Aucune ironie, dirigée à tort contre de grands et poétiques écrivains, contestés parfois, n'auraient pu modifier l'enivrement de Marcel Proust. Qui persuaderait-on contre l'arôme et la saveur qui l'enchantent, contre le plaisir de ses yeux ?

L'intrusion de la sensibilité ou de l'hostilité d'autrui dans le domaine des préférences de Proust ne marquait pas d'empreintes. Il pouvait aussi, il est vrai, ne pas vouloir s'accointer de génies authentiques. Je me souviens qu'il opposa une indifférence presque discourtoise au récit que je lui fis, plus tard, de telles pages de Schopenhauer, qu'il avait pourtant vénéré, de tel poème de Rimbaud, où le soldat de jadis, blessé et perdant son sang dans les "cressons bleus" d'un tableau d'impressionniste, était en droit de l'émerveiller. Ce grand sensoriel avait des passions décisives, un temps limité, une prescience de ses besoins spirituels, une solitude intérieure que l'on n'envahissait pas. Marcel Proust mieux que personne, et ses Pastiches en font foi, eût pu établir la critique de ce qu'il adorait. "Il faut savoir lâcher à temps ses métaphores", disait Alphonse Daudet (cette citation me vient de son fils), et j'ai moi-même souvent affirmé que l'intelligence consistait à se défaire honnêtement et rapidement de son pari intellectuel, dès que la moindre lueur de contradiction admissible brillait aux yeux de l'adversaire. C'est bien ainsi qu'agissait Marcel Proust. Certes, s'il eût été dans le cas de moins aimer Anatole France, Barrès, Bergson, Monet, Debussy, Maeterlinck, il eût recours au parfait et délicat outillage de son coeur et se serait employé à poser des pinces chirurgicales et des pansements neigeux sur les plaies appauvrissantes, mais il n'eût pas maintenu contre les défaillances, contre l'évidence, ses passions d'avocat pur et superbe. Sublimes ferveurs intègres, qui me font aimer le notaire familial décrit par Balzac dans le Cabinet des Antiques à l'égal des douleurs de Tristan, des souffrances de Kurvenal !

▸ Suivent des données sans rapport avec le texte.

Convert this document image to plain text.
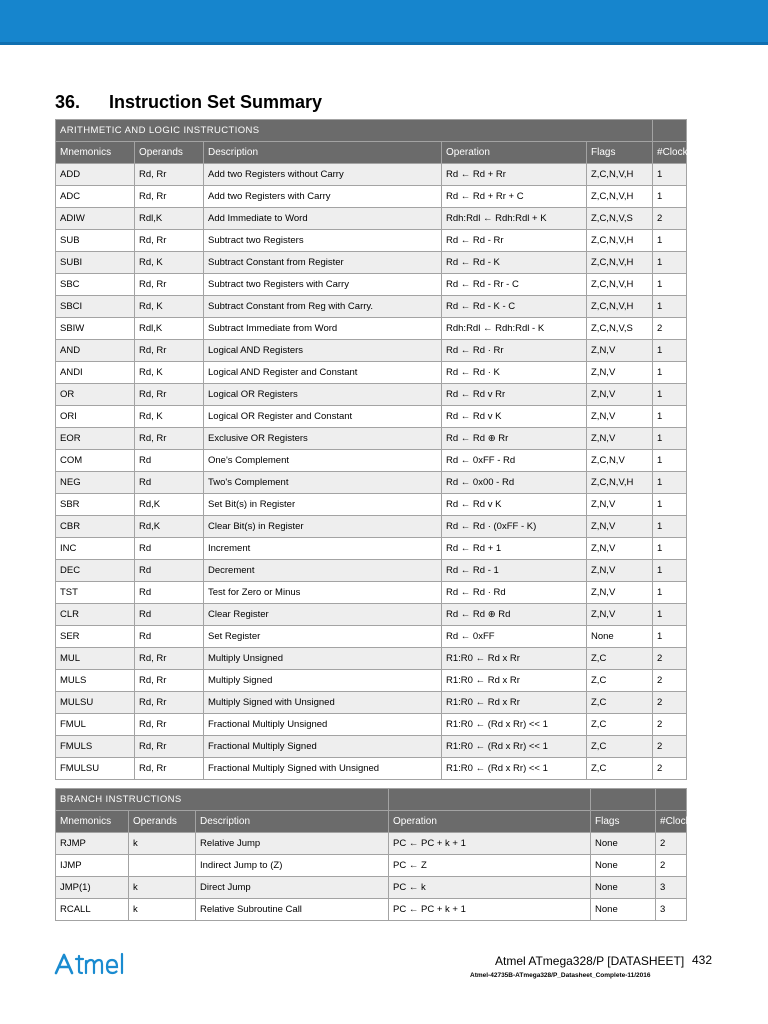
36. Instruction Set Summary
ARITHMETIC AND LOGIC INSTRUCTIONS					
Mnemonics	Operands	Description	Operation	Flags	#Clocks
ADD	Rd, Rr	Add two Registers without Carry	Rd ← Rd + Rr	Z,C,N,V,H	1
ADC	Rd, Rr	Add two Registers with Carry	Rd ← Rd + Rr + C	Z,C,N,V,H	1
ADIW	Rdl,K	Add Immediate to Word	Rdh:Rdl ← Rdh:Rdl + K	Z,C,N,V,S	2
SUB	Rd, Rr	Subtract two Registers	Rd ← Rd - Rr	Z,C,N,V,H	1
SUBI	Rd, K	Subtract Constant from Register	Rd ← Rd - K	Z,C,N,V,H	1
SBC	Rd, Rr	Subtract two Registers with Carry	Rd ← Rd - Rr - C	Z,C,N,V,H	1
SBCI	Rd, K	Subtract Constant from Reg with Carry.	Rd ← Rd - K - C	Z,C,N,V,H	1
SBIW	Rdl,K	Subtract Immediate from Word	Rdh:Rdl ← Rdh:Rdl - K	Z,C,N,V,S	2
AND	Rd, Rr	Logical AND Registers	Rd ← Rd · Rr	Z,N,V	1
ANDI	Rd, K	Logical AND Register and Constant	Rd ← Rd · K	Z,N,V	1
OR	Rd, Rr	Logical OR Registers	Rd ← Rd v Rr	Z,N,V	1
ORI	Rd, K	Logical OR Register and Constant	Rd ← Rd v K	Z,N,V	1
EOR	Rd, Rr	Exclusive OR Registers	Rd ← Rd ⊕ Rr	Z,N,V	1
COM	Rd	One's Complement	Rd ← 0xFF - Rd	Z,C,N,V	1
NEG	Rd	Two's Complement	Rd ← 0x00 - Rd	Z,C,N,V,H	1
SBR	Rd,K	Set Bit(s) in Register	Rd ← Rd v K	Z,N,V	1
CBR	Rd,K	Clear Bit(s) in Register	Rd ← Rd · (0xFF - K)	Z,N,V	1
INC	Rd	Increment	Rd ← Rd + 1	Z,N,V	1
DEC	Rd	Decrement	Rd ← Rd - 1	Z,N,V	1
TST	Rd	Test for Zero or Minus	Rd ← Rd · Rd	Z,N,V	1
CLR	Rd	Clear Register	Rd ← Rd ⊕ Rd	Z,N,V	1
SER	Rd	Set Register	Rd ← 0xFF	None	1
MUL	Rd, Rr	Multiply Unsigned	R1:R0 ← Rd x Rr	Z,C	2
MULS	Rd, Rr	Multiply Signed	R1:R0 ← Rd x Rr	Z,C	2
MULSU	Rd, Rr	Multiply Signed with Unsigned	R1:R0 ← Rd x Rr	Z,C	2
FMUL	Rd, Rr	Fractional Multiply Unsigned	R1:R0 ← (Rd x Rr) << 1	Z,C	2
FMULS	Rd, Rr	Fractional Multiply Signed	R1:R0 ← (Rd x Rr) << 1	Z,C	2
FMULSU	Rd, Rr	Fractional Multiply Signed with Unsigned	R1:R0 ← (Rd x Rr) << 1	Z,C	2
BRANCH INSTRUCTIONS					
Mnemonics	Operands	Description	Operation	Flags	#Clocks
RJMP	k	Relative Jump	PC ← PC + k + 1	None	2
IJMP		Indirect Jump to (Z)	PC ← Z	None	2
JMP(1)	k	Direct Jump	PC ← k	None	3
RCALL	k	Relative Subroutine Call	PC ← PC + k + 1	None	3
Atmel ATmega328/P [DATASHEET] 432
Atmel-42735B-ATmega328/P_Datasheet_Complete-11/2016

En ce qui me concerne, moi, hélas ! la plus louée de toutes ses chimères, je n'ai connu que l'affection grandissante de Proust, car la demi-séparation qui nous affligea dans les dernières années de sa vie est due à la retraite que la détresse de la guerre me faisait rechercher, et ensuite à son travail acharné, à ses divertissements de la nuit et de l'aube.

Encore venait-il souvent à l'improviste chez moi, où il rencontra un de mes plus chers amis, M. Henri Gans, dont il distingua immédiatement les qualités insignes et qui prit l'habitude d'aller souvent passer l'heure de minuit au chevet de Marcel Proust.

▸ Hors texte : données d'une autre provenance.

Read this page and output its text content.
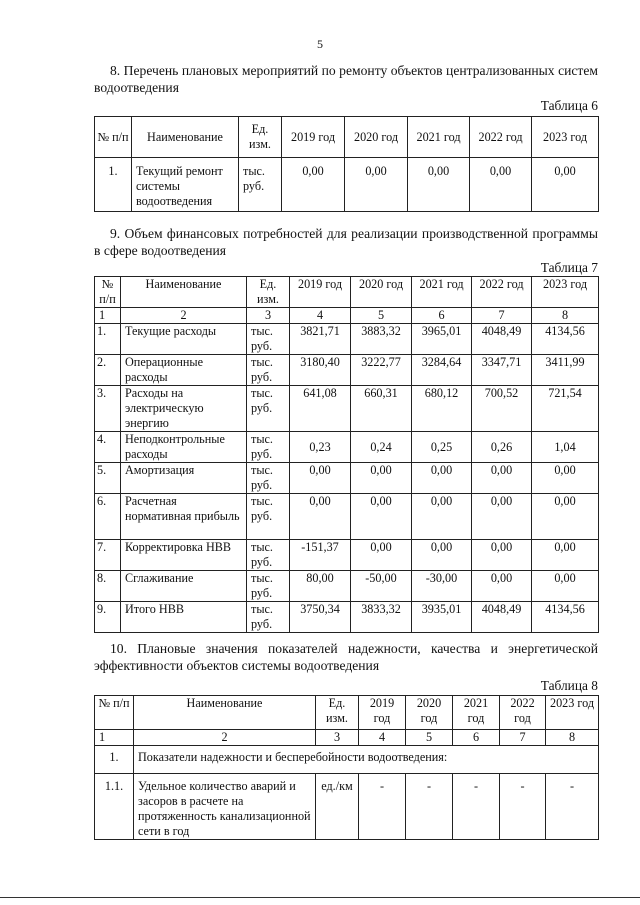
5
8. Перечень плановых мероприятий по ремонту объектов централизованных систем водоотведения
Таблица 6
№ п/п	Наименование	Ед. изм.	2019 год	2020 год	2021 год	2022 год	2023 год
1.	Текущий ремонт системы водоотведения	тыс. руб.	0,00	0,00	0,00	0,00	0,00
9. Объем финансовых потребностей для реализации производственной программы в сфере водоотведения
Таблица 7
№ п/п	Наименование	Ед. изм.	2019 год	2020 год	2021 год	2022 год	2023 год
1	2	3	4	5	6	7	8
1.	Текущие расходы	тыс. руб.	3821,71	3883,32	3965,01	4048,49	4134,56
2.	Операционные расходы	тыс. руб.	3180,40	3222,77	3284,64	3347,71	3411,99
3.	Расходы на электрическую энергию	тыс. руб.	641,08	660,31	680,12	700,52	721,54
4.	Неподконтрольные расходы	тыс. руб.	0,23	0,24	0,25	0,26	1,04
5.	Амортизация	тыс. руб.	0,00	0,00	0,00	0,00	0,00
6.	Расчетная нормативная прибыль	тыс. руб.	0,00	0,00	0,00	0,00	0,00
7.	Корректировка НВВ	тыс. руб.	-151,37	0,00	0,00	0,00	0,00
8.	Сглаживание	тыс. руб.	80,00	-50,00	-30,00	0,00	0,00
9.	Итого НВВ	тыс. руб.	3750,34	3833,32	3935,01	4048,49	4134,56
10. Плановые значения показателей надежности, качества и энергетической эффективности объектов системы водоотведения
Таблица 8
№ п/п	Наименование	Ед. изм.	2019 год	2020 год	2021 год	2022 год	2023 год
1	2	3	4	5	6	7	8
1.	Показатели надежности и бесперебойности водоотведения:						
1.1.	Удельное количество аварий и засоров в расчете на протяженность канализационной сети в год	ед./км	-	-	-	-	-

Dans les lettres que Marcel Proust m'a écrites, plusieurs manquent. Volontairement je garde secrètes celles où son esprit bondé d'observations et de brusque hilarité ébauchait de brillants et narquois portraits, capables de peiner de charmants vivants, aimés de lui, qu'il aurait été désespéré de contrister. Quelques autres lettres m'ont été dérobées. Je ne fais aucun reproche à l'amateur inconnu qui, voyant ouvertes sur ma table ces huit pages habituelles, les emporta pour les lire et ne me les rendit point. Le cher Proust était vivant, circulant ; "un vivant n'est pas vénérable", ai-je pu écrire dans une strophe douloureuse et si vraie d'un recueil de poèmes où j'ai fait, de mes morts, ma compagnie supérieure.

Pourtant, une de ces lettres, dont le possesseur ne s'est pas révélé à moi, est particulièrement intéressante par la description, exacte et détaillée dans l'affliction que me faisait Marcel Proust de l'agonie de sa mère, qu'il aima, on pourrait dire, exclusivement. Je me souviens que cette confidence, hâtivement écrite, où tout était dévoilé, me surprit, et, s'il m'est permis de l'avouer, fit naître en mon coeur un blâme contre lui, ainsi que le besoin irrité, passionné, fraternel, d'écarter de si cruelles visions. C'est là que Marcel Proust est unique ; le spectacle sur lequel nous ne levons pas les yeux ou que nous dépeignons qu'atténué, Marcel Proust, débordant d'amour filial, ne craignant pas de l'exposer sans restrictions, préférant se blesser lui-même, choisissant peut-être aussi de se délivrer, au moyen d'une description poignardante, d'un désarroi et d'une alarme intolérables, qui entendaient ne rien sacrifier aux timides ou habituelles convenances.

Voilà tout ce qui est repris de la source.